The triangular shape is the light rays converging on on the single point. It is the point where all of the light focuses together. We could calculate the index of refraction by drawing a line from the widest point of the triangle touching the cylinder then draw a line from that point to the center of the cylinder. Then draw a line from the center to the tip of the triangle. We could then solve for the anle of those lines by measuring the distances of the opposite over adjacent and taking the inverse tangent of that number.
We could also use the point where the light focuses the same way I did previously (2-n/2n-2)r=actual distance. The actual distance would be the distance from the point where the triangle converges to the cylinder. We just solve for n to find the index of refraction.
Index of refraction using halfway-screened cylinder, comparison between halfway-screened and unscreened cylinder.
1.30+-.029
water
The light best focuses at 7.3cm the band width there is 1.5cm
The closer measure ment that differe was 5.85cm and had a width of 1.75cm.

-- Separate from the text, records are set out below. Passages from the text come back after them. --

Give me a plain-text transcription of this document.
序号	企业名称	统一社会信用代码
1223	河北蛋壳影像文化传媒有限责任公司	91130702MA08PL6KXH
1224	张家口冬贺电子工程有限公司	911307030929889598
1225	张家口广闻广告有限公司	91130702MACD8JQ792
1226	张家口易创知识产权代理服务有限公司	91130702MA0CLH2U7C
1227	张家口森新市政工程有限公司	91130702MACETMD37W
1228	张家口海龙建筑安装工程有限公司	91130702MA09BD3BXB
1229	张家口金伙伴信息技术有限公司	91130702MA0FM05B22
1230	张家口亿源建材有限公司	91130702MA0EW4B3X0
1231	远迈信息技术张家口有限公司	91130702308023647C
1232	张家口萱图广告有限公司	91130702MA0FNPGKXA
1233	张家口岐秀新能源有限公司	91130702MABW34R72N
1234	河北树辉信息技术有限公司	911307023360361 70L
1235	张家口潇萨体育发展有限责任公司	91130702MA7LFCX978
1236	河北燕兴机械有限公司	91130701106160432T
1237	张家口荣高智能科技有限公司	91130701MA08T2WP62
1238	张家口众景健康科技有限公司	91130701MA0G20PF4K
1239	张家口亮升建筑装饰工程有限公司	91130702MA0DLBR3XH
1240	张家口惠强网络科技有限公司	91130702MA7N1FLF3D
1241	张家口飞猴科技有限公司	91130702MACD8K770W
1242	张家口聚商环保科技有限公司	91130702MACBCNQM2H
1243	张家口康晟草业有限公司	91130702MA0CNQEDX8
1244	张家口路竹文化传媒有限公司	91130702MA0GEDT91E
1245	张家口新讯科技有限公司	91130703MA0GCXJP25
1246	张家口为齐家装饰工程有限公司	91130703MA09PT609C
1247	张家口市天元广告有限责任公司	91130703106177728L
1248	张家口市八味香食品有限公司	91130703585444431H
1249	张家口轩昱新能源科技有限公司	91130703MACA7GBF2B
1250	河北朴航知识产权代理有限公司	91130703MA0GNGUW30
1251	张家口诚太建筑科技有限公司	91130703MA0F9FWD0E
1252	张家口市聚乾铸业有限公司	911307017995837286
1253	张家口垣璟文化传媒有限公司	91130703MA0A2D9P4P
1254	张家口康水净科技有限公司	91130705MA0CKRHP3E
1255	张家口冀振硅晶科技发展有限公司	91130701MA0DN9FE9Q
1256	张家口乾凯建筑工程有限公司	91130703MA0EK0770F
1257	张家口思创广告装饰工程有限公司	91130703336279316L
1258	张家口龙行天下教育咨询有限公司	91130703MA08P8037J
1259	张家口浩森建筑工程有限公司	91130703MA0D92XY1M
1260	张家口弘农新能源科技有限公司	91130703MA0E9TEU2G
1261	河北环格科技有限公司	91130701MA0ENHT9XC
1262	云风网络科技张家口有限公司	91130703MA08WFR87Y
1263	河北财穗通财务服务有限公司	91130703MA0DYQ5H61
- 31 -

The furthest measure ment was 9.5cm away with a width of 1.8cm. The band looks very similar to the band before. It appeared the same shape but a little less bright for some reason. Using the formlua (2-n/2n-2)r=actual distance with an actual distance of 7.3 I found the index of refraction to be 1.30 +-.029.
How long did it take you to complete this experiment?
4 hours and 15 minutes
Optional additional comments and/or questions:
Excellent work, and excellent results.
My program inserts what it believes to be correct access codes when these are missing, based on the other info you give. The program isn't always right, but this time it was, so I just included my comments with the original submission.